Fraud Detection for Automobile Claims: Data Preparation, Process, and Store Features

This notebook’s CI test result for us-west-2 is as follows. CI test results in other regions can be found at the end of the notebook.

Background

This notebook is the second part of a series of notebooks that will demonstrate how to prepare, train, and deploy a model that detects fradulent auto claims. In this notebook, we will be preparing, processing, and storing features using SageMaker Feature Store. You can choose to run this notebook by itself or in sequence with the other notebooks listed below.
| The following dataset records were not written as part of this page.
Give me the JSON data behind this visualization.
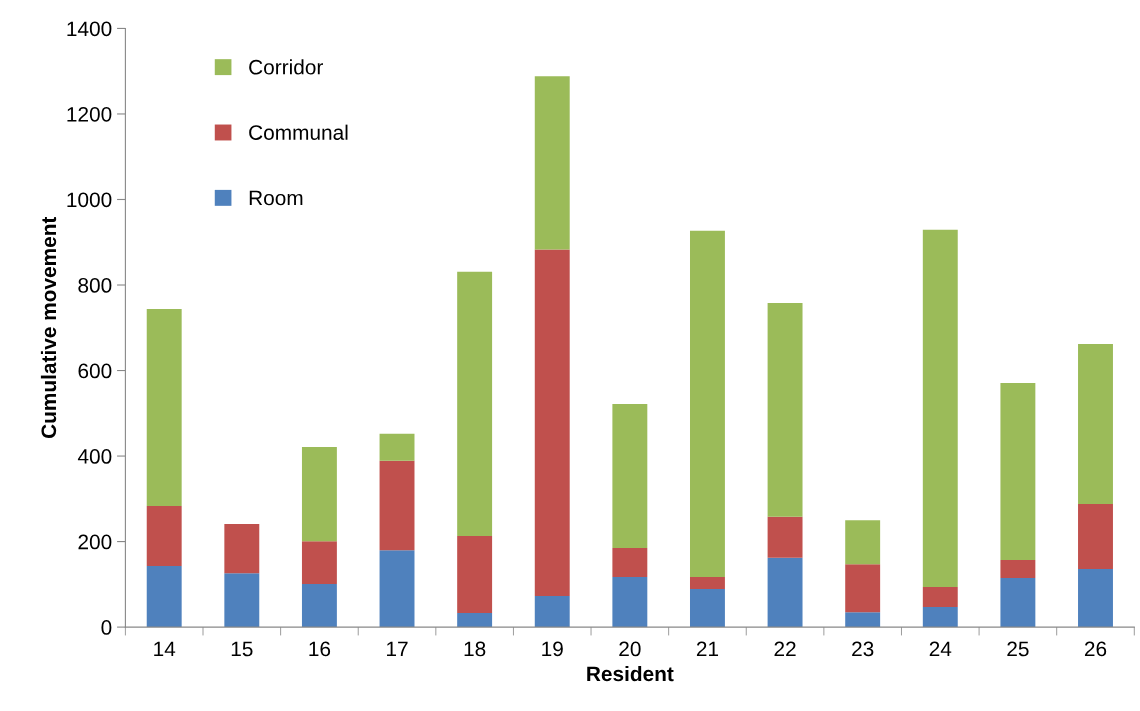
{
  "chart_data": {
    "type": "bar",
    "stacked": true,
    "xlabel": "Resident",
    "ylabel": "Cumulative movement",
    "categories": [
      "14",
      "15",
      "16",
      "17",
      "18",
      "19",
      "20",
      "21",
      "22",
      "23",
      "24",
      "25",
      "26"
    ],
    "series": [
      {
        "name": "Room",
        "color": "#4f81bd",
        "values": [
          143,
          126,
          101,
          180,
          33,
          73,
          117,
          89,
          162,
          35,
          47,
          115,
          136
        ]
      },
      {
        "name": "Communal",
        "color": "#c0504d",
        "values": [
          140,
          115,
          100,
          209,
          180,
          810,
          68,
          28,
          96,
          112,
          47,
          42,
          152
        ]
      },
      {
        "name": "Corridor",
        "color": "#9bbb59",
        "values": [
          461,
          0,
          220,
          63,
          618,
          405,
          337,
          810,
          500,
          103,
          835,
          414,
          374
        ]
      }
    ],
    "ylim": [
      0,
      1400
    ],
    "yticks": [
      0,
      200,
      400,
      600,
      800,
      1000,
      1200,
      1400
    ],
    "grid": false,
    "legend": "top left"
  }
}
Please see the README.md for more information about this use case implemented by this series of notebooks.

Contents

Architecture for Data Prep, Process and Store Features
Getting Started: Creating Resources
Datasets and Feature Types
SageMaker Feature Store
Create Train and Test Datasets

The purpose of this notebook is to perform the Data Prep phase of the ML life cycle. The main Data Wrangling, data ingestion, and multiple transformations will be done through the SageMaker Studio Data Wrangler GUI.

In this notebook, we will take the .flow files that define the transformations to the raw data. and apply them using a SageMaker Processing job that will apply those transformations to the raw data deposited in the S3 bucket as .csv files.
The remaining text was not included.